Monday, August 19, 2013

Life of Pi

Yes, I read the novel by Yann Martel . . . and was surprised that it was adapted onto the screen, and decently I might add.  Good screenplay.  Excellent cinematography.  And, underneath the layers of the story, some decent theology.

At the heart of Life of Pi are some very significant questions:

How do people cope with suffering?
What are the stories we tell to make sense of our suffering and give our life purpose?
How is God present in the midst of suffering?
What do we make of God's silence?
And . . . given the narratives we have to choose from, which story do we tell to others?

The latter question, in particular, is how both novel and movie end.  Which story about life and God and redemption do we choose to believe?

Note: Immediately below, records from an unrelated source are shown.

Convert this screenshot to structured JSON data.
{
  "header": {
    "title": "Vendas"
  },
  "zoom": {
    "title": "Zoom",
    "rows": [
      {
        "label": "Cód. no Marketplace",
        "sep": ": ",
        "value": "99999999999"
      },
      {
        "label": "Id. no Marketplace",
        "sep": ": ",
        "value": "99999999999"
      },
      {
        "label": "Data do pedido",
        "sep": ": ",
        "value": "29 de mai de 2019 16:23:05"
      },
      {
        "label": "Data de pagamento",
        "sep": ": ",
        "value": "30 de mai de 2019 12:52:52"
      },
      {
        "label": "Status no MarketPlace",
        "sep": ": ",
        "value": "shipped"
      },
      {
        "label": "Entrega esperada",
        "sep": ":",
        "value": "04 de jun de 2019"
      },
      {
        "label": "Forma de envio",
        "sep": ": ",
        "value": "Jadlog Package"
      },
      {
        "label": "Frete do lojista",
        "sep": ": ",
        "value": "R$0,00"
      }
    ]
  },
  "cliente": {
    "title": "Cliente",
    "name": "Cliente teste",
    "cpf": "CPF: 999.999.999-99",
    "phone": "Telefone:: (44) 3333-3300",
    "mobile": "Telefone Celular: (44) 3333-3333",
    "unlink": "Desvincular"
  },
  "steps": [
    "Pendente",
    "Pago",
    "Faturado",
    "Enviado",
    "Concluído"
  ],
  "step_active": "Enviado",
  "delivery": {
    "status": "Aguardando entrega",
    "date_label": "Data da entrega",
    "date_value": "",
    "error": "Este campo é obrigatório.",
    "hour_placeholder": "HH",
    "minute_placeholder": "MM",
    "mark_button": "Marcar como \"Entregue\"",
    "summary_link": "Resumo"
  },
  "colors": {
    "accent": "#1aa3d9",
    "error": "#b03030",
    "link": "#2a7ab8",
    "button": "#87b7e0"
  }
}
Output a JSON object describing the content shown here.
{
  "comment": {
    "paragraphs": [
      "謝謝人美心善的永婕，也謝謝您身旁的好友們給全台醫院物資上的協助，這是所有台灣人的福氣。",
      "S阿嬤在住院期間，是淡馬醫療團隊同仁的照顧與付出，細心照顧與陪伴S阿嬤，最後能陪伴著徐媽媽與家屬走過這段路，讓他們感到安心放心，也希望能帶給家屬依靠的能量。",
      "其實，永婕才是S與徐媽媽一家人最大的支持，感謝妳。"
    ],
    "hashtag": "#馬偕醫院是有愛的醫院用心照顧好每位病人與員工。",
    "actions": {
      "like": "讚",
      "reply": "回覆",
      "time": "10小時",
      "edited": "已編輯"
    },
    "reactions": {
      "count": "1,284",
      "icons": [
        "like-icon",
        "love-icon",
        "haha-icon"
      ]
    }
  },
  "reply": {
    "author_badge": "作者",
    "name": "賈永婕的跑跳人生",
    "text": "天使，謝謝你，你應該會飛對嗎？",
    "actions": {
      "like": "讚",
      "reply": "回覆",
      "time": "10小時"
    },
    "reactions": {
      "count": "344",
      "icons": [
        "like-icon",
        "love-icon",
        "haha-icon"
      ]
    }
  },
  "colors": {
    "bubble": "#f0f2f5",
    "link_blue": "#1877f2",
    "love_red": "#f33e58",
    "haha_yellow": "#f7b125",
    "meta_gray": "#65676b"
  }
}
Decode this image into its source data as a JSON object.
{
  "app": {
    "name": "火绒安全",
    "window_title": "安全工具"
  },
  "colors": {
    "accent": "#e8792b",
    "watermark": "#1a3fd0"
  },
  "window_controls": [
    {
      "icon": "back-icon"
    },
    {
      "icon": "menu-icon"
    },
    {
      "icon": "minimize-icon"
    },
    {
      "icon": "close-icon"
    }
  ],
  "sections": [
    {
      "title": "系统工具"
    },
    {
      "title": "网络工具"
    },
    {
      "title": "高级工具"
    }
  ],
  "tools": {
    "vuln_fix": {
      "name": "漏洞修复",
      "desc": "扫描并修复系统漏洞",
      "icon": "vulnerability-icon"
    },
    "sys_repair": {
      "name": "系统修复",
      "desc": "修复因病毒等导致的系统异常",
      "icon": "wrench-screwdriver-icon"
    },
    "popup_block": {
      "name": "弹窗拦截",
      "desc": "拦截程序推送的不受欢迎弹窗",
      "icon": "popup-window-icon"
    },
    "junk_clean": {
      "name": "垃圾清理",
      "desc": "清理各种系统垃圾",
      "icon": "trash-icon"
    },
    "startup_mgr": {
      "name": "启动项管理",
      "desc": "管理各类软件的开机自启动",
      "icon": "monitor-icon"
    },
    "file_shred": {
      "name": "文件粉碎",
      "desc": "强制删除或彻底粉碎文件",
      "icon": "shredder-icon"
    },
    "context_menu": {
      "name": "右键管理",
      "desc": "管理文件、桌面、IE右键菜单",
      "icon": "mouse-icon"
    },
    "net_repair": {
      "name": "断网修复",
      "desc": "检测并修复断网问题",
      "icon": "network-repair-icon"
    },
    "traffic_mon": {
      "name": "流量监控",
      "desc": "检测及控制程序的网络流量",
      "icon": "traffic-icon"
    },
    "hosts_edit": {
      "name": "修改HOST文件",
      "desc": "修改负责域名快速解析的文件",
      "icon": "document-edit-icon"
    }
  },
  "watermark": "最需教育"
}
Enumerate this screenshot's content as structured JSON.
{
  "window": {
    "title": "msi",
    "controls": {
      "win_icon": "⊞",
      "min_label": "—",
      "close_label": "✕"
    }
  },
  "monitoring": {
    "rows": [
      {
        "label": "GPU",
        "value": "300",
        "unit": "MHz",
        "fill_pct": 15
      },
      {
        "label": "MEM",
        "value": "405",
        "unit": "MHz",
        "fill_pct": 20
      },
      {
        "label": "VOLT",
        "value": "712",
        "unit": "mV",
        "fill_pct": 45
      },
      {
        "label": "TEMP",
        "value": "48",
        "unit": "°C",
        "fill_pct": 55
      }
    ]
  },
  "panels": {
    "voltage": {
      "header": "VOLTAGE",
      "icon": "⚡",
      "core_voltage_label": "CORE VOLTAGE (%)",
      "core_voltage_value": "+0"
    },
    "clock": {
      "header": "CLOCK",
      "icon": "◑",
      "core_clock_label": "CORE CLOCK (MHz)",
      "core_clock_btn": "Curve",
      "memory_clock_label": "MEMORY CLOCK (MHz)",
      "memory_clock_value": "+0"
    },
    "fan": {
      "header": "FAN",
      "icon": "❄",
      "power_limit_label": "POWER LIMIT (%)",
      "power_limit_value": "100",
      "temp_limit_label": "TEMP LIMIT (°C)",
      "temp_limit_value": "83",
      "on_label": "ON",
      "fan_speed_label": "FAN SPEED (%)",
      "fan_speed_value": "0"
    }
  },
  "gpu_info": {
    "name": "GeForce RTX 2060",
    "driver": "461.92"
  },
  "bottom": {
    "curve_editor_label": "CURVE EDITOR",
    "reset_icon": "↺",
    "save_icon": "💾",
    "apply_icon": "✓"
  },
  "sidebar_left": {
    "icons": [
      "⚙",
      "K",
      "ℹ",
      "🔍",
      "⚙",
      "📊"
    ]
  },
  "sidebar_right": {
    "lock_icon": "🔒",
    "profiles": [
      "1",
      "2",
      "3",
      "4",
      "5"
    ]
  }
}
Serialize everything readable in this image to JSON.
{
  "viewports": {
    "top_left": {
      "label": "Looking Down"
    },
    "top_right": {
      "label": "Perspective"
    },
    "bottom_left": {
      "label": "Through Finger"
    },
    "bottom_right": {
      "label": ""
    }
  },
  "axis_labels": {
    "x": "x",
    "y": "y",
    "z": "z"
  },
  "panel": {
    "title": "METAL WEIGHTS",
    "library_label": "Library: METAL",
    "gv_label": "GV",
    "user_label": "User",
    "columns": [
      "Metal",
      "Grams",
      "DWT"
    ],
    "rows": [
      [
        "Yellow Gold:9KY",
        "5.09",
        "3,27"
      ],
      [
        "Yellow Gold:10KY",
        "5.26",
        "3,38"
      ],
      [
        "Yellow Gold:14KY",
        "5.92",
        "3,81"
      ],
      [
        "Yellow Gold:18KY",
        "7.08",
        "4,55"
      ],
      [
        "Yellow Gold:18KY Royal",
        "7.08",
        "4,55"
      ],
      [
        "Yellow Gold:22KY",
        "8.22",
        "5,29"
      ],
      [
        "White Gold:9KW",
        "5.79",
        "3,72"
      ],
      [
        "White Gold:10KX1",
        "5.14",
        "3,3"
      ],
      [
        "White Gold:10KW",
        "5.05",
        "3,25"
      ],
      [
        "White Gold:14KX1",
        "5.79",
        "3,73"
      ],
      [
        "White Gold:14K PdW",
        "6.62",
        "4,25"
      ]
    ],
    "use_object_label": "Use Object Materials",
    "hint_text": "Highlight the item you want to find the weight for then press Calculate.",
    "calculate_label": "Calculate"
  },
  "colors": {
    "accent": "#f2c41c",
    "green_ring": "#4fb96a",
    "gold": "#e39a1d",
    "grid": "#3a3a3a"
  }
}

Every person is telling a story.  We have our family histories, our traditions, our culturally-shared narratives that we recount:  some as fact, some as myth, some as metaphor, some as conversation about deeper questions.  Life of Pi recounts this very well . . . and can cause us to think about the stories we choose to be the primary narratives of our lives.

I know I have several narratives that have shaped my life, ones I'm still adapting and adopting.  Some of these narratives are centered on Jesus.  Others are an amalgam of things I've learned.  Some are based on experiences.  I also have family narratives.  Personal ones.  And some of the wildest stories, the most-far fetched, have become truth to me and are stories I recount time and again.

I've never survived at sea with a Bengal tiger on board . . . but I do have stories about family, beloved dogs, weird situations, circumstances, places I've been, miracles I've seen, God's wild and woolly presence.  We all do.

If you read Life of Pi (or watch it) you'll be thinking about these things.